Lombardi was coming off a two-point game Saturday night in Toronto in which he scored a short-handed goal and added an assist.
He started camp playing with Tanguay and star winger Jarome Iginla, but centre Daymond Langkow has been on Iginla’s line of late.
“Alex and Chuck and me have been together the last few games,” Lombardi said. “We’re trying to get a chemistry together. It’s coming. We’re getting better and we’re working for it.”
Lombardi scored 109 goals in four seasons with Victoriaville, where in his best season in 2001-02 he had 57 goals and 73 assists in 66 games.
He was drafted by the rival Edmonton Oilers 215th overall in 2000, but didn’t sign and went back into the draft in 2002, where the Flames took him 90th overall.
His is the first of four jerseys to be retired by the Tigres, who are celebrating their 20th anniversary this season.
Former NHL winger P.J. Stock’s No. 42 goes up on Nov. 12, former defenceman Yves Racine’s No. 16 goes on Jan. 25 and Lombardi’s old teammate Carl Mallette’s No. 97 is on Feb. 11.
Previously retired were the No. 29 of former NHL goaltender Stephane Fiset and No. 32 of Los Angeles Kings goalie Mathieu Garon.
“It was a great time,” Lombardi recalled of Victoriaville. “Me and a good friend, Carl Mallette, lived together for four years with the same billet family, so we’re kind of like brothers.
“It was funny. My first language was English and when I got drafted by Victoriaville, my mom was a little scared because I hadn’t finished high school and she wasn’t sure if I could do it in French.
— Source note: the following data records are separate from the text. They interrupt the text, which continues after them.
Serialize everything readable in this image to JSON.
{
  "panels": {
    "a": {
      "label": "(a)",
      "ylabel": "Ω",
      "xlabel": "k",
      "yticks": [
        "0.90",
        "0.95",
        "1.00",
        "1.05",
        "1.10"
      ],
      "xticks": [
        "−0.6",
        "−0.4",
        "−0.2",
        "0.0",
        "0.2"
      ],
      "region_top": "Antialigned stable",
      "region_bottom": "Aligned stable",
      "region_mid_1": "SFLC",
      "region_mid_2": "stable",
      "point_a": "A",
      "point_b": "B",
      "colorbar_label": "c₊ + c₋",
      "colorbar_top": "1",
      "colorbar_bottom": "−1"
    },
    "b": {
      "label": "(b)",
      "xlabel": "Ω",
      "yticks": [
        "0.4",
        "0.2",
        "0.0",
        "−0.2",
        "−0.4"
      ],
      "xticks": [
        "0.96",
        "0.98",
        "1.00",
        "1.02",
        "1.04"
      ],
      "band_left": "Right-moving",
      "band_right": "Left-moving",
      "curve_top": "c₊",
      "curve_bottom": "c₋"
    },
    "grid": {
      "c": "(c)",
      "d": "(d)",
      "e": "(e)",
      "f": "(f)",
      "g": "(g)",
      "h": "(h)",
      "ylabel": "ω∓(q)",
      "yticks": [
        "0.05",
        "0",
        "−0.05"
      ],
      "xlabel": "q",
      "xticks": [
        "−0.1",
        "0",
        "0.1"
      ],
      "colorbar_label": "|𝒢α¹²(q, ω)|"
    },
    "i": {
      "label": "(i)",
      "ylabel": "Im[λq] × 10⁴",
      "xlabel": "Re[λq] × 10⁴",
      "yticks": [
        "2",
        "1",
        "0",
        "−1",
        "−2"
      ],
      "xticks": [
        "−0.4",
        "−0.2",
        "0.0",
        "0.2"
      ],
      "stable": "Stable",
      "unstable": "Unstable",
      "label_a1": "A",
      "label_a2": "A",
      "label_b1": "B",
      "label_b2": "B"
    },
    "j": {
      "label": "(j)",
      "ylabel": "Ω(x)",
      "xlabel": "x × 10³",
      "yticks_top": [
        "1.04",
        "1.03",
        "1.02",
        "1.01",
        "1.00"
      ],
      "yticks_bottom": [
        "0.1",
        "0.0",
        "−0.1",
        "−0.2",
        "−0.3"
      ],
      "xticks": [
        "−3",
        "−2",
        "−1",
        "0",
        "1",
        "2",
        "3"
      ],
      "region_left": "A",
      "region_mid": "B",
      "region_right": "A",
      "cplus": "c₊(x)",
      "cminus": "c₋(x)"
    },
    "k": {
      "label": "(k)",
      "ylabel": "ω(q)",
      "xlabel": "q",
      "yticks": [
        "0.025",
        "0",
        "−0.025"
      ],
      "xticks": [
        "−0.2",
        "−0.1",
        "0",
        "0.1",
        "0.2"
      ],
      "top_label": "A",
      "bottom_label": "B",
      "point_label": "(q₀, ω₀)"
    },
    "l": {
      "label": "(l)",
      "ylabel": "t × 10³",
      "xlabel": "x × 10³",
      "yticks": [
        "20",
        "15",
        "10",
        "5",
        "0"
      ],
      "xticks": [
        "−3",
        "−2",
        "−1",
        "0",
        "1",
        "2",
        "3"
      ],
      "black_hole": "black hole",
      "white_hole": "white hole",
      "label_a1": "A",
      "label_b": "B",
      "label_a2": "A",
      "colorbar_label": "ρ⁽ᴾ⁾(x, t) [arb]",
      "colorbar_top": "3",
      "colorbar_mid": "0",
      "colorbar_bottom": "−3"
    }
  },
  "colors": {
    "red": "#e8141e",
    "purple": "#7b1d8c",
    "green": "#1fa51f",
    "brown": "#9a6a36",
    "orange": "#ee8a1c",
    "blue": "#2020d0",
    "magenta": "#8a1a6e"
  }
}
But they helped me out a lot and I ended up studying three or four years in French and going to (junior college) there.”
The Tigres won the QMJHL championship in 2001-02 and went to the Memorial Cup final, losing to the Kootenay Ice.
“I’m proud to have been able to play there and I still think that if I didn’t go to Victoriaville, I wouldn’t be where I am today,” he said. “So I owe the organization and I owe the city a lot.”
The Tigres also have banners for three players from Victoriaville who played before the QMJHL club was formed – Jean Beliveau, Gilbert Perreault and Gilles Marotte.
Curiously, the Tigres have not retired the jersey of Alexandre Daigle, who had 247 points over two seasons there and was drafted first overall by Ottawa in 1993. A team official said the honour was not only for goals and points but also for commitment to the team and the community, and left it at that.
Daigle now plays for Davos in Switzerland.